Jakarta, CNN Indonesia — Prancis melaporkan 13 tentara angkatan darat tewas saat menjalankan operasi Barkhane dalam sebuah kecelakaan helikopter. Dua helikopter dilaporkan terlibat kecelakaan yang sedang bertugas di Mali dalam operasi melawan jihadis pada Senin (25/11) malam.

Helikopter Tiger yang mengangkut tentara Prancis diketahui bertabrakan dengan helikopter militer Cougar yang memiliki bobot fisik lebih besar.

Pasukan tentara Prancis diketahui telah melakukan serangkaian serangan di Mali utara dalam beberapa pekan terakhir.

“Saya memuji dan memberikan penghormatan tinggi kepada para prajurit yang tewas dalam operasi melawan jihadis. Mereka mati untuk Prancis dalam perang melawan terorisme di Sahel,” tulis Presiden Emmanuel Macron dalam sebuah pernyataan.

Dilansir AFP, kecelakaan tersebut menewaskan seorang berpangkat kopral kepala dan enam orang pembantu letnan.

Menteri Pertahanan Florence Parly mengatakan akan membuka laporan hasil penyelidikan terkait penyebab tabrakan antar kedua helikopter.

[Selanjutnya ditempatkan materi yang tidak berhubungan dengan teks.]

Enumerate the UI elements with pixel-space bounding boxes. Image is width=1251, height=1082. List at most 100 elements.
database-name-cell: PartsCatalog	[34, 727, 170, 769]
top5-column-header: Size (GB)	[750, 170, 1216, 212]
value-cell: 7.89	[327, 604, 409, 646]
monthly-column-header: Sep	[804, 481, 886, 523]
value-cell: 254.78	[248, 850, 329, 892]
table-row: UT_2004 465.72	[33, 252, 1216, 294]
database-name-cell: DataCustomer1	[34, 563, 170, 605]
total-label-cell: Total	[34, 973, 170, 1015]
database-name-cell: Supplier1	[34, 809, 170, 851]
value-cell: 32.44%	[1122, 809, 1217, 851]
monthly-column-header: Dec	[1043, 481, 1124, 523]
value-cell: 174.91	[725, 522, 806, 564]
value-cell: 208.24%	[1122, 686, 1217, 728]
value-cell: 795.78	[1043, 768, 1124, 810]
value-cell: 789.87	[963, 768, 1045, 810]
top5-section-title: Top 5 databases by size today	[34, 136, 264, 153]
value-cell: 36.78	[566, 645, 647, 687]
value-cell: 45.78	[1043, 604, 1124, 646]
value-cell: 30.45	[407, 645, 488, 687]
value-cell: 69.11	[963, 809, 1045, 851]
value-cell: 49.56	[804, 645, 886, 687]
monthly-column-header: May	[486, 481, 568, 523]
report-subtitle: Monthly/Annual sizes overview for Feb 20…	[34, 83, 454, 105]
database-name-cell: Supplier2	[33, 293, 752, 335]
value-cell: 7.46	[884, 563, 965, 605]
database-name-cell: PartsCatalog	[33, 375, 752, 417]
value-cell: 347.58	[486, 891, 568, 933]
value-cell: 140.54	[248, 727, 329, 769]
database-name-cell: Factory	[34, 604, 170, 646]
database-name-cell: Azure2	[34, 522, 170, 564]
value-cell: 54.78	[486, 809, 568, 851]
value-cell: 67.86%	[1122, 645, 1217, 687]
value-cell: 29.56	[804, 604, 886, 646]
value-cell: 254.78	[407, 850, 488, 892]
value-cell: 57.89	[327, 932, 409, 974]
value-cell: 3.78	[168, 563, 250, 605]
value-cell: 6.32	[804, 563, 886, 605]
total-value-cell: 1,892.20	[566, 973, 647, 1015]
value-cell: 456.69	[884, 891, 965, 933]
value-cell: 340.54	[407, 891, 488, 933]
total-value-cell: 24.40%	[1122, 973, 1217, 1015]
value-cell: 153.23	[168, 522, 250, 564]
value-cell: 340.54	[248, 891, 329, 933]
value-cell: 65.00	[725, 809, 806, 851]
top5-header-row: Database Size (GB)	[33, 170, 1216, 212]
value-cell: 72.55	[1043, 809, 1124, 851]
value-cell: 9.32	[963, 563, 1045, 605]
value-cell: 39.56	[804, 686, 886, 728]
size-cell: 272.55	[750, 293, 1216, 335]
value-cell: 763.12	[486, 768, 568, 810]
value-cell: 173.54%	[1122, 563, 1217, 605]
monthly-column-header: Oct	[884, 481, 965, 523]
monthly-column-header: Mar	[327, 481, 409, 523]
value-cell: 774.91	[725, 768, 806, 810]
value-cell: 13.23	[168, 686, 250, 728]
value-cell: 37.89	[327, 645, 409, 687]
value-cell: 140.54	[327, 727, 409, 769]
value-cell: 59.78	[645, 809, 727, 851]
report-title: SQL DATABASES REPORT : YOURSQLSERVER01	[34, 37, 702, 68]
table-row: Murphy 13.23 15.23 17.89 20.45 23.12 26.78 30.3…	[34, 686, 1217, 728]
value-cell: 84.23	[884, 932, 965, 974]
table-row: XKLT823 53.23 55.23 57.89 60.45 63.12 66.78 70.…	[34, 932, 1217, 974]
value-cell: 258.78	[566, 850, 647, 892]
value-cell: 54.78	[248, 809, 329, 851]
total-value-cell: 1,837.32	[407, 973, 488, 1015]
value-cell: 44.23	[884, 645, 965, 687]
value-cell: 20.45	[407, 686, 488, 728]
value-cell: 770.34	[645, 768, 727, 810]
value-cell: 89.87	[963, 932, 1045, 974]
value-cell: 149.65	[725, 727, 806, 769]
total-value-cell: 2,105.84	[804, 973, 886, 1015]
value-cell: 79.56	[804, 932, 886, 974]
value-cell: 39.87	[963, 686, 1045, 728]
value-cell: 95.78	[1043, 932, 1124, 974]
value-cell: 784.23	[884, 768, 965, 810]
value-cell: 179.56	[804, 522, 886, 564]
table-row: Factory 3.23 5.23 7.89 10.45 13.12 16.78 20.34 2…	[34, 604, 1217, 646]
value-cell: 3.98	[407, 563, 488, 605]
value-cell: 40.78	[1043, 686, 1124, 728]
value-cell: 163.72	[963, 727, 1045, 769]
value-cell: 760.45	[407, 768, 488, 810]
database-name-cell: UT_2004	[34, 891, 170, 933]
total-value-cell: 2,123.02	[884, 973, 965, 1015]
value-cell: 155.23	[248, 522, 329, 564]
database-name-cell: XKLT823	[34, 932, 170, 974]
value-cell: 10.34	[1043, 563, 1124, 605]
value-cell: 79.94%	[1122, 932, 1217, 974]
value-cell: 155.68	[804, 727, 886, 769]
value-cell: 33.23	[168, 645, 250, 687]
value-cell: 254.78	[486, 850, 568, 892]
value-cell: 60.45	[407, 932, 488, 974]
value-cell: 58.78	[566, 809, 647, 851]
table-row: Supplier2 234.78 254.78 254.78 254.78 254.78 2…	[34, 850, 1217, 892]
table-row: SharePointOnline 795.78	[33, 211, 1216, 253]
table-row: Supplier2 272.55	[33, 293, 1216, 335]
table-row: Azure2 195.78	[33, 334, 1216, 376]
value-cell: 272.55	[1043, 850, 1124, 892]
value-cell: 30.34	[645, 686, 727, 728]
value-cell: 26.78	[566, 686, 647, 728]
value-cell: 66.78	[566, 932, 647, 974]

Insiden kali ini disebut sebagai kecelakaan paling mematikan sejak Prancis melakukan intervensi untuk mengusir kembali aksi jihadis di Mali.

Hingga kini Prancis tercatat telah kehilangan 38 tentara akibat kecelakaan saat sedang bertugas di Mali.

Prancis diketahui mengerahkan 4.500 tentara untuk bergabung dalam operasi Barkhane dalam memerangi gerilyawan di Sahel. Operasi ini dimulai sejak 1 Agustus 2014 hingga sekarang.

Mali menjadi salah satu negara yang masih terjebak dalam aksi serangan jihadis sejak 2012. Masalah serupa juga tengah dihadapi Nigeer, Burkina Faso, dan Chad.